2.Plaintiffs assert, to the contrary, that the purpose of the Ordinance is the suppression of disfavored speech and that the amelioration of negative secondary effects is merely pretext for the City's impermissible aim. In support of their argument, Plaintiffs point to the deposition testimony of one council member and the City's Assistant Police Chief.
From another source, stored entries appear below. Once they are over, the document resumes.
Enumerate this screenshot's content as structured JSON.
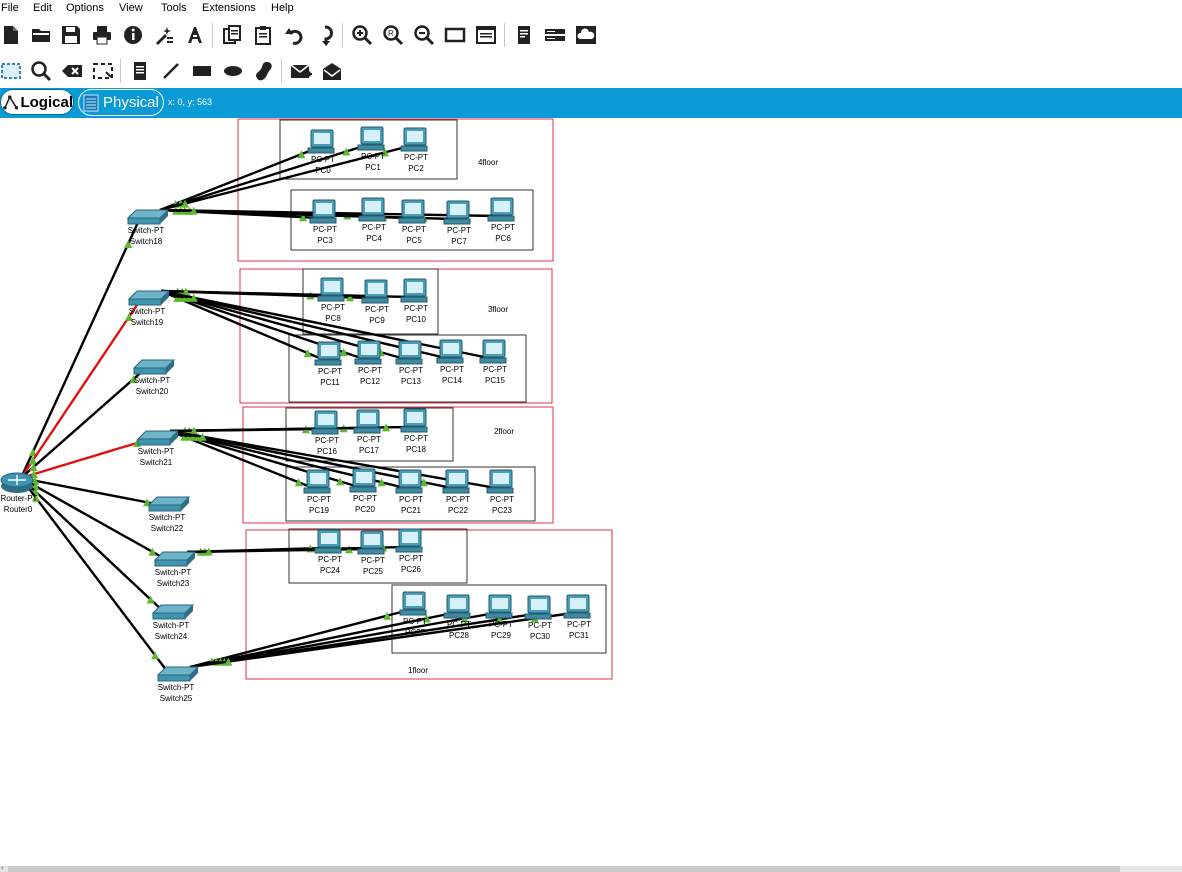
{
  "menu": [
    "File",
    "Edit",
    "Options",
    "View",
    "Tools",
    "Extensions",
    "Help"
  ],
  "toolbar1_icons": [
    "new-file-icon",
    "open-folder-icon",
    "save-icon",
    "print-icon",
    "info-icon",
    "activity-wizard-icon",
    "text-tool-icon",
    "copy-icon",
    "paste-icon",
    "undo-icon",
    "redo-icon",
    "zoom-in-icon",
    "zoom-reset-icon",
    "zoom-out-icon",
    "drawing-palette-icon",
    "custom-device-icon",
    "notes-icon",
    "network-device-icon",
    "cloud-icon"
  ],
  "toolbar2_icons": [
    "select-icon",
    "inspect-icon",
    "delete-icon",
    "resize-icon",
    "note-icon",
    "line-icon",
    "rectangle-icon",
    "ellipse-icon",
    "freeform-icon",
    "simple-pdu-icon",
    "complex-pdu-icon"
  ],
  "tabs": {
    "logical": "Logical",
    "physical": "Physical"
  },
  "coords": "x: 0, y: 563",
  "router": {
    "type": "Router-PT",
    "name": "Router0"
  },
  "switches": [
    {
      "type": "Switch-PT",
      "name": "Switch18"
    },
    {
      "type": "Switch-PT",
      "name": "Switch19"
    },
    {
      "type": "Switch-PT",
      "name": "Switch20"
    },
    {
      "type": "Switch-PT",
      "name": "Switch21"
    },
    {
      "type": "Switch-PT",
      "name": "Switch22"
    },
    {
      "type": "Switch-PT",
      "name": "Switch23"
    },
    {
      "type": "Switch-PT",
      "name": "Switch24"
    },
    {
      "type": "Switch-PT",
      "name": "Switch25"
    }
  ],
  "pc_type": "PC-PT",
  "pcs": [
    "PC0",
    "PC1",
    "PC2",
    "PC3",
    "PC4",
    "PC5",
    "PC7",
    "PC6",
    "PC8",
    "PC9",
    "PC10",
    "PC11",
    "PC12",
    "PC13",
    "PC14",
    "PC15",
    "PC16",
    "PC17",
    "PC18",
    "PC19",
    "PC20",
    "PC21",
    "PC22",
    "PC23",
    "PC24",
    "PC25",
    "PC26",
    "PC27",
    "PC28",
    "PC29",
    "PC30",
    "PC31"
  ],
  "floors": [
    "4floor",
    "3floor",
    "2floor",
    "1floor"
  ],
  "colors": {
    "mode_bar": "#0a9bd7",
    "floor_border": "#e0304a",
    "link_ok": "#000000",
    "link_down": "#e11111",
    "link_light": "#5cb82e",
    "device": "#3f95b0"
  }
}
Aplt. App., vol. III at 682-710. The City claims that transcripts of these depositions were not submitted to the district court. Indeed, the confusing nature of Plaintiffs' appendix makes it difficult to discern what evidence was, in fact, before the district court. We need not try to ascertain whether Plaintiffs' evidence, in fact, was submitted to the district court because even if it was, it is insufficient to raise a genuine issue of material fact as to whether the City's stated concern over negative secondary effects is pretext for the aim of suppressing protected speech. Regarding the council member's testimony, the Supreme Court has stated on several occasions that evidence of the impermissible motives of one legislator is insufficient to overcome the presumption that a legislative body's primary aim in enacting a given piece of legislation was not the suppression of disfavored speech. See City of Renton v. Playtime Theatres, Inc., 475 U.S. 41, 48 (1986). As to the testimony of the Assistant Police Chief, he was not involved in the decision to enact the Ordinance, and therefore any motive he may have had, impermissible or otherwise, is irrelevant to whether the Ordinance was enacted with the primary goal of suppressing speech.